INSKEEP: OK. So we've got multiple things going on here. One, is specific companies asking what does the election mean for me or specific investors in specific companies. The second thing is the concern about what you call the fiscal cliff. Let's remind people what that is.
WESSEL: Right. Those are the spending cuts across the board and tax increases which are going to take effect at the end of this year unless Congress and the president find some alternative way to reduce the deficit. There's going to have to be some negotiations and we don't really know how fruitful those negotiations will be. What we have seen this morning is relatively conciliatory statements from the leaders of both parties in Congress; suggestions that people are not using the most antagonistic language.
But what's hard to know is whether that's posturing or whether they're serious about compromise.
INSKEEP: This is really interesting, David Wessel of The Wall Street Journal because an election, especially one with such differing visions of economic policy introduces uncertainty which businesses don't like, makes them nervous. The uncertainty has been removed, but now there's another wave of uncertainty building up, you're saying.
WESSEL: That's right. It's because - I mean, one of the economist I spoke to this morning says it's hard to know if we really resolved the issue about the size of government, about are we going to get an agreement to raise taxes and cut benefits to reduce the benefits to reduce the deficit because the Republicans will argue, we won the House. We still have a filibuster group in the Senate. We can stop you from doing things, so you better come to our side.
The Democrats are saying, hey, we won the presidency. We got more seats in the Senate. You guys should cave to us. And in this negotiation thing, it's very hard to tell what cards people are really willing to play. It's in the early stages.
INSKEEP: Is it possible we could have another standoff like over the debt ceiling extension back in 2011?
WESSEL: It's possible, but unlikely. The analysts we talked to say the odds of that are about 1 in 5. They're does seem to be a realization that the government and the people in it, the elective politicians, look dysfunctional, look incapable of governing if we run through that again. So I don't think anybody wants that outcome, but whether they can avoid it is an open question.
INSKEEP: I just want to mention that the Dow has regained a couple points just since we've been talking. It's down 314 points.
WESSEL: We should keep talking. Maybe it will go up, Steve.
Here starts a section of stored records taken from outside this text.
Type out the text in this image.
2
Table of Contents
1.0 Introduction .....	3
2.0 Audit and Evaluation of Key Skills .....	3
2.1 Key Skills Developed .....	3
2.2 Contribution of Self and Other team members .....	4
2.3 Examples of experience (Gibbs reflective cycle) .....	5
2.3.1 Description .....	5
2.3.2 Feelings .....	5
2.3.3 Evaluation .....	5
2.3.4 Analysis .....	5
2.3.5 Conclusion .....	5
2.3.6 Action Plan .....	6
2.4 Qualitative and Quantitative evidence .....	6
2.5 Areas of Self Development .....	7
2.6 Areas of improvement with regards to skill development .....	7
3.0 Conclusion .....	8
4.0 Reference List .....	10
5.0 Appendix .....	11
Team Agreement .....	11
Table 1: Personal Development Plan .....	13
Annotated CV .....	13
INSKEEP: You never know. You never know. I want to make sure also that this is all about response to the election because some of the reporting has suggested that there are also problems out of Europe that may be part of this.
WESSEL: Well, yes. It's a global market. The European economy looks increasingly worse. The European Commission came out with a bleak forecast today. But I think the big change in the world economy, there wasn't anything in Europe that really changed people's mind. I think it's right to say that something in the markets are not happy with the Obama victory and divided government.
But markets are fickle. Tomorrow, they might change their mind.
INSKEEP: David, thanks very much. I'm afraid we haven't gotten all the way back to zero, I haven't gotten all the way back to even, but thanks for taking the time that you did. We did knock about three points off the loss here today.